“Ada apa ini?” potong Gunawan seketika menghentikan pertikaian antara Om dan keponakan. Firstan langung melepas cekalan diiringi senyuman Ditya yang terlihat begitu menyebalkan di mata keponakannya.
“Masalah kalian dimana? Coba jelaskan? Papa akan mencari jalan keluar,” lanjut Gunawan lagi.
Marisa yang sejak tadi berusaha melerai, akhirnya bisa bernafas lega saat Gunawan turung tangan. Respon berbeda ditunjukan Samudra, yang memilih tidak mendekat. Sejak awal kedatangan Ditya kembali ke kehidupan mereka, Samudra memilih menjaga jarak. Tidak mau bersikap terlalu akrab yang berlebihan, karena tidak mau dicap sengaja mencari muka dengan anggota termuda keluarga Halim Hadinata itu.
Berbeda dengan Marisa yang memang sang kakak, meskipun beda ibu. Wanita yang masih cantik di usia penghujung kepala empat itu masih memiliki darah yang sama dengan Ditya. Tidak akan ada yang mengomentarinya.
“Apa masalahmu First?” tanya Gunawan yang sudah tahu jawabannya, tetapi ingin Firstan memperjelas sendiri.
“Tidak ada Pa,” sahut Firstan menunduk dan berlalu pergi.
Frolline terlihat mengekor di belakang Firstan, sedikit bingung dengan kelakuan kekasihnya itu sejak pertama kali menginjakan kaki di kediaman baru kakaknya itu. Firstan tidak bersikap biasa. Cenderung dingin dan menghindarinya.
“Apa yang terjadi?” tanya Frolline saat keduanya berada di dapur. Frolline mengedar pandangan.
“Kak Angell pasti tidak akan mau masuk kesini,” ucap Frolline, tersenyum menatap ruang memasak yang berantakan.
Firstan menutup mulut, bahkan lebih tepatnya tidak tertarik untuk menjawab. Dia masih kecewa dan sakit hati dengan pemandangan yang dilihat di kediaman Om-nya.
“Kita putus, Fro!” ucap Firstan pelan, tetapi dengan penuh keyakinan.
“Hubungan kita sampai disini, Fro,” jelasnya lagi, tanpa menatap ke teman bicaranya.

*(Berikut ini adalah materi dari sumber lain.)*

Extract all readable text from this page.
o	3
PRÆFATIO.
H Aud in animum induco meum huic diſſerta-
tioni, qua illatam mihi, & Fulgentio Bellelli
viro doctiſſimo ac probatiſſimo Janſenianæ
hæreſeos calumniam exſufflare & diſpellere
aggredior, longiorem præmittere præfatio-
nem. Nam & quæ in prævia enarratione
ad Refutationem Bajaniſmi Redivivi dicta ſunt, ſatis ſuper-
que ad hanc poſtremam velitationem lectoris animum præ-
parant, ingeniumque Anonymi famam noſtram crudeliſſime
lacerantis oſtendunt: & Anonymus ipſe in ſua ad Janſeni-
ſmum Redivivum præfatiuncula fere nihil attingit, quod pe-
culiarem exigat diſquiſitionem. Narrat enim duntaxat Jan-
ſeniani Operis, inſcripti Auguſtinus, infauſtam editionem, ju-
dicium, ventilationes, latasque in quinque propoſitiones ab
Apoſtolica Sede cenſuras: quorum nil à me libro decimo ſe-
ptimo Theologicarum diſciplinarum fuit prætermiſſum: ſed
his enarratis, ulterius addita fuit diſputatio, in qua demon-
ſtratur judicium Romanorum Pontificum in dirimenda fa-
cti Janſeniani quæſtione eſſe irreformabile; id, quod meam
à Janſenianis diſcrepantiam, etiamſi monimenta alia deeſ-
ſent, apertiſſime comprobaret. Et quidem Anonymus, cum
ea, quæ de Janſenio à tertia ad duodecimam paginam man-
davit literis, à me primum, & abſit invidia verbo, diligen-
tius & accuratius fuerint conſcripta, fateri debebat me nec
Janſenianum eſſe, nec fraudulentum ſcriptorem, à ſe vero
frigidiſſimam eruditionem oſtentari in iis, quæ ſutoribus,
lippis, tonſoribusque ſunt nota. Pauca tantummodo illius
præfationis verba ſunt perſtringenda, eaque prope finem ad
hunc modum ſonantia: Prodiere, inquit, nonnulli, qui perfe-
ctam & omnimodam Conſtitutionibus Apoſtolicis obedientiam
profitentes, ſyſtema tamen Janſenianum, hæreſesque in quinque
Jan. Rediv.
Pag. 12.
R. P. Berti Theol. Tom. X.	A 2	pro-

Gadis dengan sling bag yang masih menggantung di bahunya itu tertegun berusaha mencerna kata-kata yang baru saja dilontarkan Firstan. Semua kenangannya dengan Firstan berputar ulang kembali di pandangannya.
Hampir sepuluh menit, dia membeku. Sampai setetes air matanya turun tidak bisa dibendung lagi. Tanpa permisi, air mata itu mengalir kian deras dari bola mata indah yang biasanya memancar indah.

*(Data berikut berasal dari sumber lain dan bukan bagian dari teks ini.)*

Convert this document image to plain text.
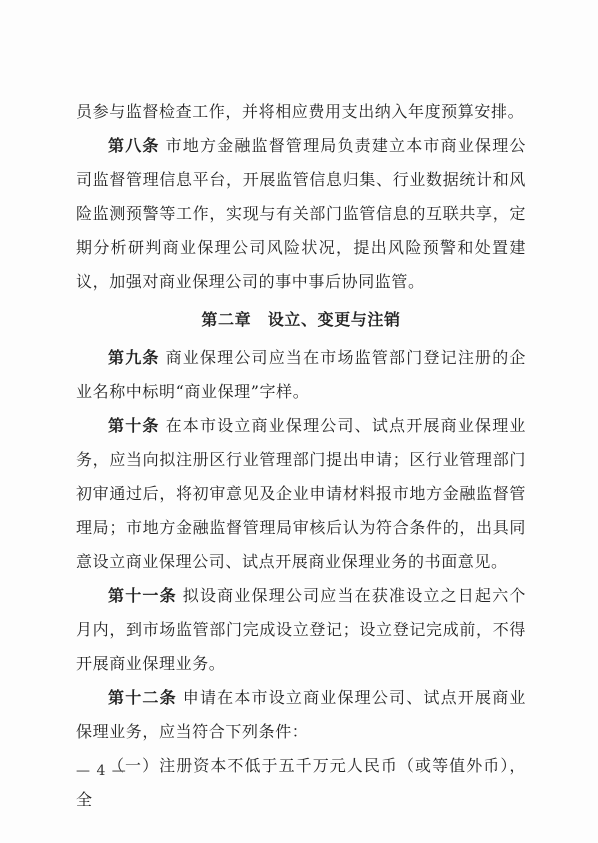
员参与监督检查工作，并将相应费用支出纳入年度预算安排。

第八条 市地方金融监督管理局负责建立本市商业保理公司监督管理信息平台，开展监管信息归集、行业数据统计和风险监测预警等工作，实现与有关部门监管信息的互联共享，定期分析研判商业保理公司风险状况，提出风险预警和处置建议，加强对商业保理公司的事中事后协同监管。

第二章　设立、变更与注销

第九条 商业保理公司应当在市场监管部门登记注册的企业名称中标明“商业保理”字样。

第十条 在本市设立商业保理公司、试点开展商业保理业务，应当向拟注册区行业管理部门提出申请；区行业管理部门初审通过后，将初审意见及企业申请材料报市地方金融监督管理局；市地方金融监督管理局审核后认为符合条件的，出具同意设立商业保理公司、试点开展商业保理业务的书面意见。

第十一条 拟设商业保理公司应当在获准设立之日起六个月内，到市场监管部门完成设立登记；设立登记完成前，不得开展商业保理业务。

第十二条 申请在本市设立商业保理公司、试点开展商业保理业务，应当符合下列条件：

（一）注册资本不低于五千万元人民币（或等值外币），全

— 4 —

“Aku tidak mau. Hubungan kita bukan hanya sehari dua hari. Kita sudah memiliki impian bersama,” tolak Frolline. Sakitnya kali ini lebih berkali-kali lipat dibanding saat Firstan menikah dengan Angella. Setidaknya saat itu hubungan mereka masih ada. Sekarang semuanya musnah hanya dengan satu kata putus dari Firstan.
“Aku sudah tidak mencintaimu lagi.” Ucapan pembalasan rasa sakit hati Firstan. Dia baru saja disakiti dengan melihat pengkhianatan Frolline, tidak semudah itu melupakannya. Bahkan dia saja masih menjaga jarak dengan Angella meski sudah berstatus suami istri.

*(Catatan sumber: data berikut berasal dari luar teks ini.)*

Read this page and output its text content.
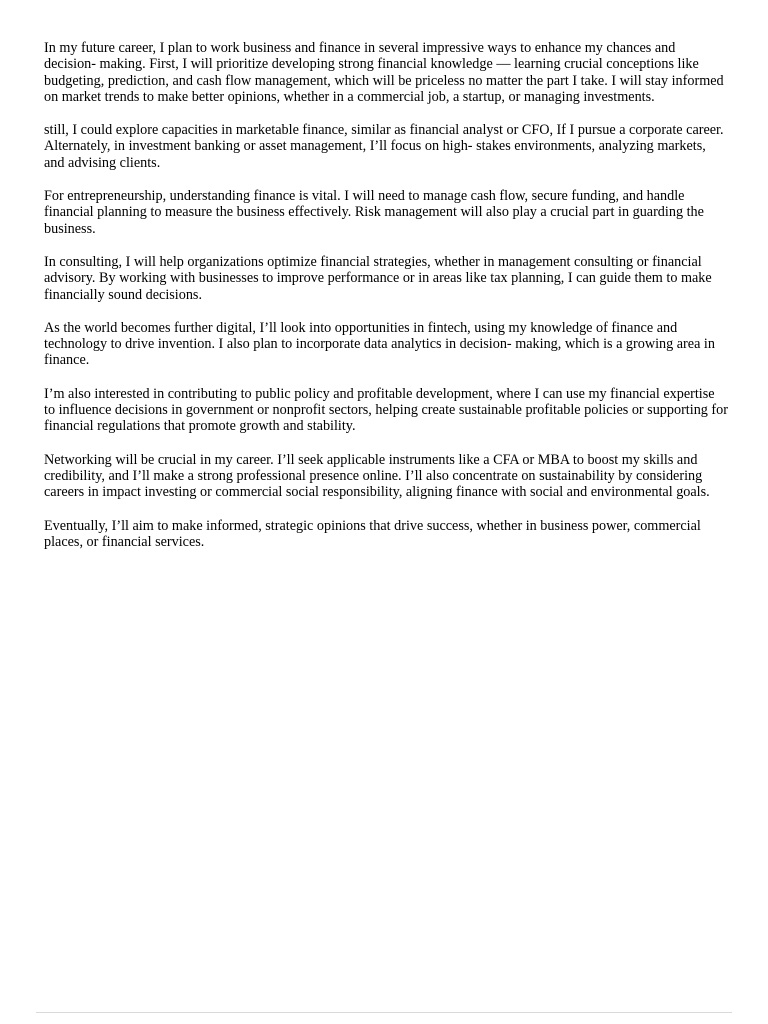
In my future career, I plan to work business and finance in several impressive ways to enhance my chances and decision- making. First, I will prioritize developing strong financial knowledge — learning crucial conceptions like budgeting, prediction, and cash flow management, which will be priceless no matter the part I take. I will stay informed on market trends to make better opinions, whether in a commercial job, a startup, or managing investments.

still, I could explore capacities in marketable finance, similar as financial analyst or CFO, If I pursue a corporate career. Alternately, in investment banking or asset management, I’ll focus on high- stakes environments, analyzing markets, and advising clients.

For entrepreneurship, understanding finance is vital. I will need to manage cash flow, secure funding, and handle financial planning to measure the business effectively. Risk management will also play a crucial part in guarding the business.

In consulting, I will help organizations optimize financial strategies, whether in management consulting or financial advisory. By working with businesses to improve performance or in areas like tax planning, I can guide them to make financially sound decisions.

As the world becomes further digital, I’ll look into opportunities in fintech, using my knowledge of finance and technology to drive invention. I also plan to incorporate data analytics in decision- making, which is a growing area in finance.

I’m also interested in contributing to public policy and profitable development, where I can use my financial expertise to influence decisions in government or nonprofit sectors, helping create sustainable profitable policies or supporting for financial regulations that promote growth and stability.

Networking will be crucial in my career. I’ll seek applicable instruments like a CFA or MBA to boost my skills and credibility, and I’ll make a strong professional presence online. I’ll also concentrate on sustainability by considering careers in impact investing or commercial social responsibility, aligning finance with social and environmental goals.

Eventually, I’ll aim to make informed, strategic opinions that drive success, whether in business power, commercial places, or financial services.
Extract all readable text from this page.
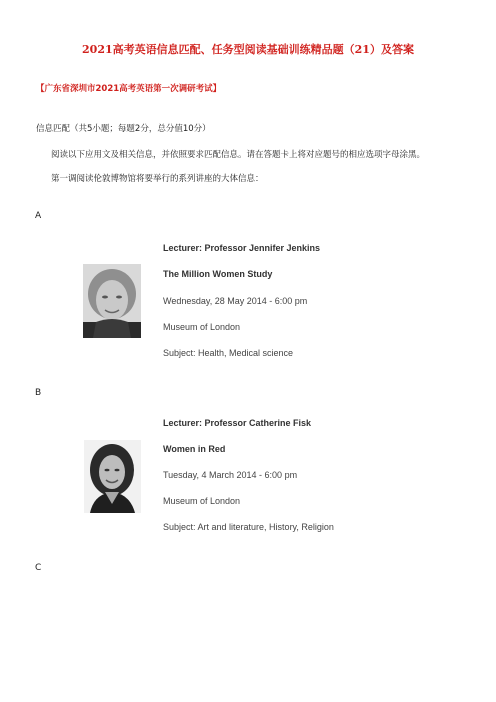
2021高考英语信息匹配、任务型阅读基础训练精品题（21）及答案
【广东省深圳市2021高考英语第一次调研考试】
信息匹配（共5小题；每题2分，总分值10分）
阅读以下应用文及相关信息，并依照要求匹配信息。请在答题卡上将对应题号的相应选项字母涂黑。
第一调阅读伦敦博物馆将要举行的系列讲座的大体信息：
A
Lecturer: Professor Jennifer Jenkins
The Million Women Study
Wednesday, 28 May 2014 - 6:00 pm
Museum of London
Subject: Health, Medical science
B
Lecturer: Professor Catherine Fisk
Women in Red
Tuesday, 4 March 2014 - 6:00 pm
Museum of London
Subject: Art and literature, History, Religion
C
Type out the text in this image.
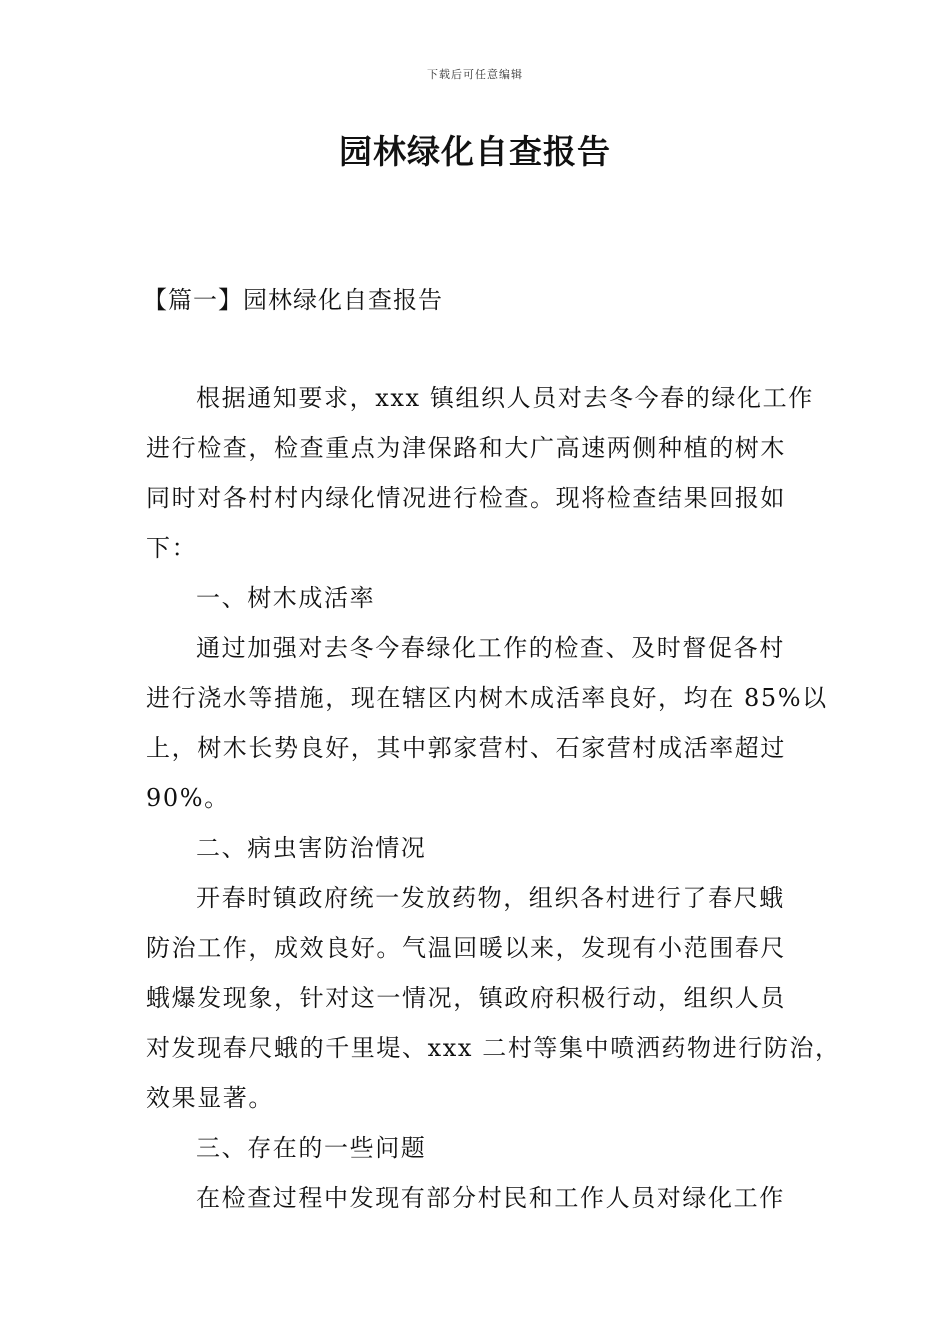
下载后可任意编辑
园林绿化自查报告
【篇一】园林绿化自查报告
根据通知要求，xxx 镇组织人员对去冬今春的绿化工作
进行检查，检查重点为津保路和大广高速两侧种植的树木
同时对各村村内绿化情况进行检查。现将检查结果回报如
下：
一、树木成活率
通过加强对去冬今春绿化工作的检查、及时督促各村
进行浇水等措施，现在辖区内树木成活率良好，均在 85%以
上，树木长势良好，其中郭家营村、石家营村成活率超过
90%。
二、病虫害防治情况
开春时镇政府统一发放药物，组织各村进行了春尺蛾
防治工作，成效良好。气温回暖以来，发现有小范围春尺
蛾爆发现象，针对这一情况，镇政府积极行动，组织人员
对发现春尺蛾的千里堤、xxx 二村等集中喷洒药物进行防治，
效果显著。
三、存在的一些问题
在检查过程中发现有部分村民和工作人员对绿化工作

“Aku tidak mau. Kamu tidak bisa melakukan ini padaku, First.” Frolline berkata sembari bercucuran air. Bergegas mengejar dan memeluk Firstan yang hendak berjalan keluar.
“Kita selesai sampai di sini saja, Fro. Mengenai bayiku, aku bisa mengurusnya sendiri. Aku tidak membutuhkan bantuanmu,” lanjut Firstan, menghempas kasar tangan Frolline yang membelit pinggangnya dengan erat.
***
Frolline melangkah keluar dari dapur dengan langkah gontai, setelah hampir setengah jam meratapi nasibnya. Terduduk di ubin dingin sembari memeluk lutut dan berlinang air mata, mengingat kembali kenangan demi kenangannya dengan Firstan.
Hubungannya dengan Firstan tidak dibangun dengan mudah. Mereka tumbuh bersama, banyak melewati hari-hari sejak masih kecil. Dia begitu mengagumi sosok Firstan yang empat tahun lebih tua darinya.
Rasa kagum di saat remaja berubah menjadi cinta. Dan cinta itu benar-benar menjadi nyata saat kedua orang tua mereja bermaksud menjodohkan Firstan dengan Angella, tetapi Firstan menolak dan memilih dia.
Hubungan itu berjalan sempurna, tidak ada protes dari sang kakak. Seolah semua berjalan di tempat. Kedua orang tua mereka pun tidak berharap lebih. Hari berganti bulan, bukan bergantu tahun hingga akhirnya Frolline menyelesaikan sarjananya. Dan semua impian untuk menjadi istri Firstan tinggal selangkah di depan mata.
Namun takdir menuliskan garis nasib tidak semudah sebelumnya. Beberapa hari sebelum lonceng pernikahan itu berdenting, dia harus menerima hantaman badai terbesar dalam perjalanan hidupnya. Tetapi, dia masih bisa bangkit saat itu, masih bisa mengangkat kepalanya.
Dan sekarang hantaman susulan itu menguncangnya. Lebih hebat dari sebelumnya. Berakhir sudah kisah cintanya. Meskipun selama ini dia terlihat kuat, dia terlihat biasa. Namun, sedikitpun cintanya untuk Firstan tidak berkurang. Dia hanya berpura-pura tegar untuk tetap bisa menunggu saat bahagia itu tiba.
Saat kembali ke ruang tengah, terlihat Ditya sedang duduk di antara para orang tua. Angella juga ikut menyimak pembicaraan serius yang sedang berlangsung di sana. Tidak Firstan di sana. Lelaki itu entah bersembunyi di sudut mana.
Langkah kaki Frolline terhenti, saat ucapan Ditya yang begitu penuh keyakinan ditujukan kepada para orang tua.
“Aku ingin berhubungan serius dengan Frolline. Sebelumnya aku sudah
menyampaikan pada Pak Gunawan,” ucapnya. Tatapan matanya tertuju pada Frolline yang sedang berdiri kaku dengan wajah sembabnya.
Sebenarnya ada rasa iba melihat raut sedih yang masih basah dengan air mata. Tetapi dia tidak punya cara lain. Disaat seseorang sedang terpuruk, disaat itulah dia baru bisa membuka kesempatan pada orang lain.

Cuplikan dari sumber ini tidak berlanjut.